Keara sudah pulang dari rumah sakit beberapa hari yang lalu setelah di rawat dua minggu karena masih ingin dekat dengan anak-nya. Keara ingin tetap dekat dengan anak-nya sehingga jika terjadi sesuatu Keara bisa dengan cepat menemui Baby R. lagi pula agak repot jika bolak-balik rumah-rumah sakit untuk menyusui anak-nya yang membutuhkan asi setiap dua jam sekali.
Keara yang sedang memperhatikan Raihan yang sedang membantu mengeringkan rambut-nya. masih agak canggung tetapi Keara berusaha untuk tetap menyesuaikan diri. semburat merah tercipta ketika mata mereka beradu di kaca rias. Raihan tersenyum dan memeluk Keara dari belakang membuat jantung Keara bertalu di tambah lagi lelaki yang berstatus sebagai suaminya itu menyembunyikan wajahnya di ceruk leher Keara.
"Kamu masih risih kalau berdekatan sama aku?" suara lirih Raihan membuat Keara merasa bersalah. bagaimanapun Raihan suami-nya. Keara sudah memastikan dengan melihat beberapa vigura dan album serta Vidio pernikahan mereka. di tambah dengan bukti buku nikah yang ia tidak sengaja temukan di laci lemari. seharusnya Keara memang tidak perlu mem-validasi apapun, kehadiran Raya seharusnya sudah menjadi bukti kuat untuk meyakinkan hati-nya. tetapi tetap saja dirinya merasa belum bisa menerima kenyataan dirinya setuju untuk menikah dengan Raihan meskipun itu hasil perjodohan.
"Maaf." Keara tidak bisa mengatakan apapun selain permintaan maaf.
"Tapi aku masih berusaha buat terbiasa. aku harap kamu sabar menunggu aku untuk terbiasa. mudah-mudahan ingatanku kembali lagi, kan?"
Raihan mengangkat tubuhnya dan Keara memutar tubuhnya mengahadap Raihan.
"Kamu memang paling pintar membuat orang menunggu." Keara terdiam menatap Raihan yang menatapnya intens.
"Aku udah menunggu kamu sepuluh tahun, aku juga sudah menunggu kamu enam bulan agar kamu bisa menjadi milikku. aku menunggu kamu sadar dari koma. sekarang aku juga harus menunggu ingatan kamu kembali di perparah kamu bahkan nggak nyaman kalau berada didekatku." Keara terdiam membiarkan Raihan memuntahkan semua amarah-nya. Keara sadar bahwa Raihan berhak marah dengan semua yang terjadi.
"Kenapa dunia seakan nggak menginginkan kita bersama? kenapa mencintai dan ingin memiliki kamu harus sesulit ini, Ra?"
"Raihan, maaf." Keara hendak mendekat tetapi Raihan malah menjauhi-nya.
"Aku butuh waktu sendiri. jangan tunggu aku pulang." putusnya. Raihan menjangkau jaket kulit, kunci mobil dan dompetnya dan berjalan keluar kamar.
"Raihan." Keara mengejar Raihan yang ternyata sedang menuju kamar Raya. Keara berdiri didepan pintu melihat pemandangan dihadapannya yang membuat jantungnya terasa diremas. Raihan sedang menggendong Raya dan mecium puncak kepala bayi mungil yang sudah mulai berisi itu.

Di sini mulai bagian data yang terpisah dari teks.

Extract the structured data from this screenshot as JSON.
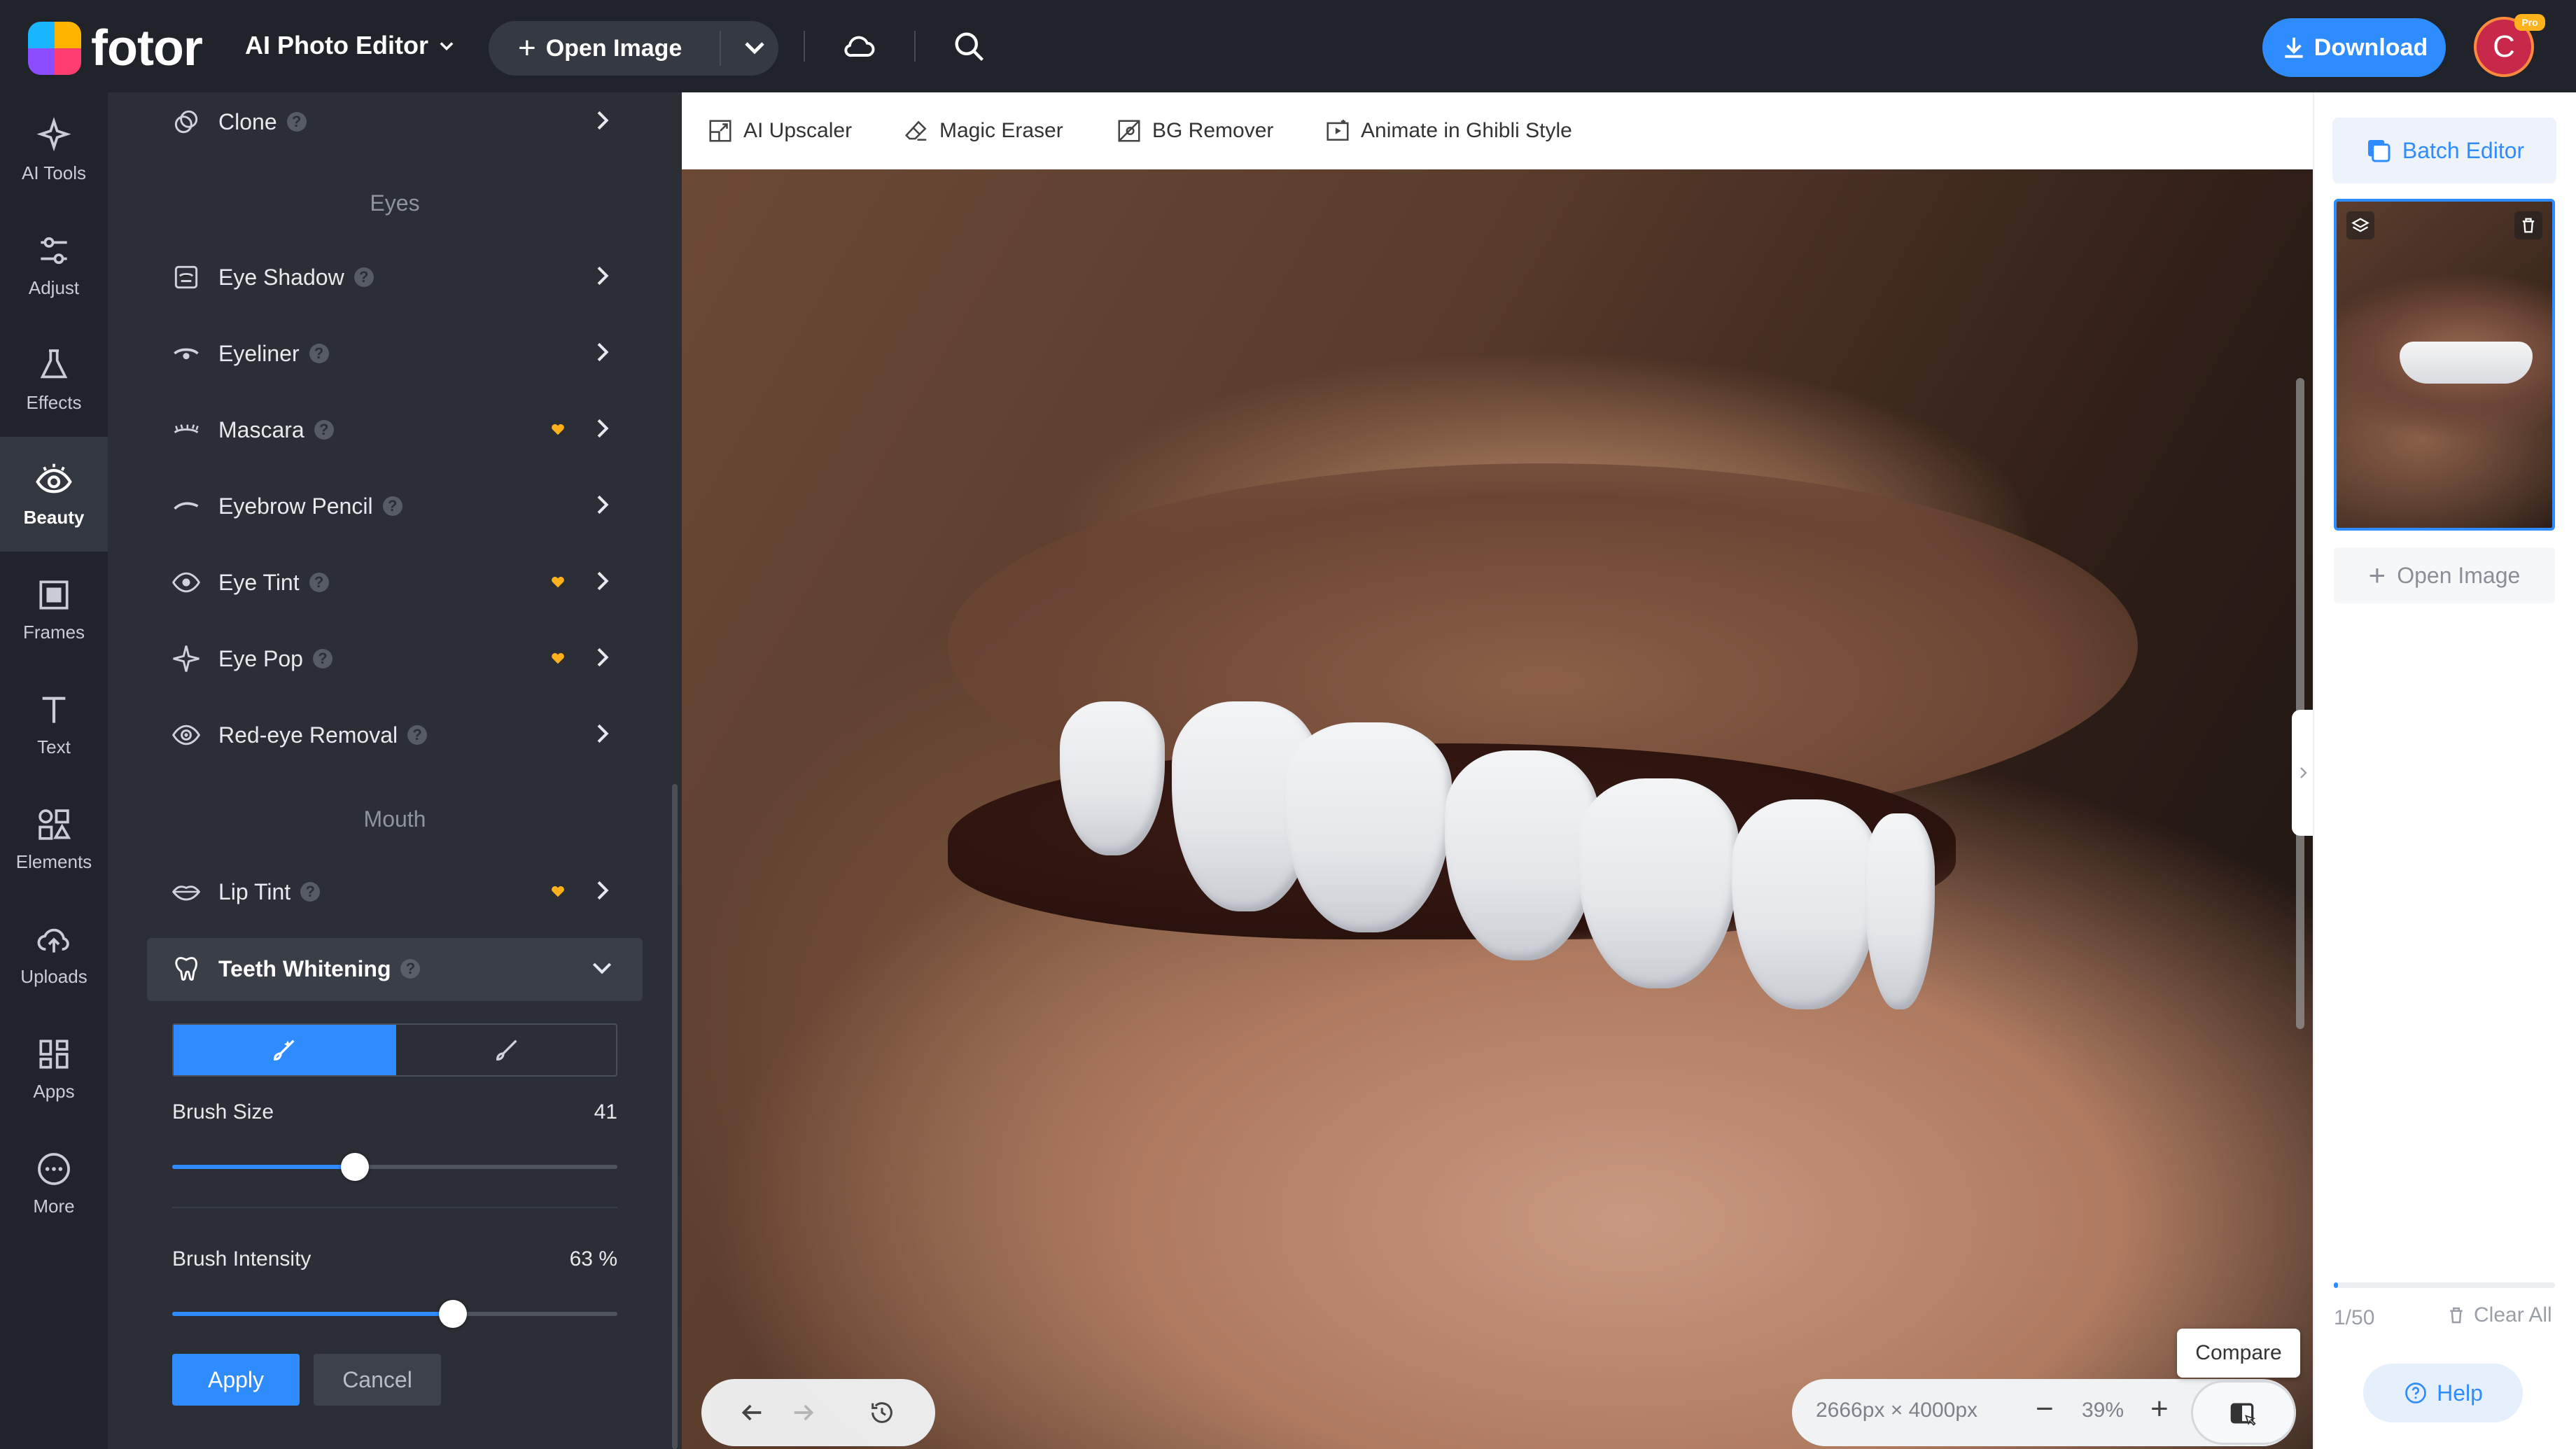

"Han, aku minta maaf. kamu tau perasaanku kan. aku cuma butuh waktu. maaf kalau aku selalu membuat kamu menunggu. aku minta maaf selalu melukai kamu. aku mohon tolong mengerti aku satu kali ini aja." Raihan terdiam menatap Raya yang sudah diletakkannya di box bayi.
"Aku pergi dulu." Keara dengan sigap menahan tangan Raihan.
"Please, Han." Air mata Keara menggenang. Raihan merengkuh Keara kedalam pelukannya mengelus surai Keara lembut.
"Aku ada urusan sebentar. kamu istirahat aja." Raihan melepaskan pelukannya menatap Keara dengan tatapan lembut.
"Kamu pulang kan?" Raihan terdiam menenggelamkan Keara kedalam pelukannya.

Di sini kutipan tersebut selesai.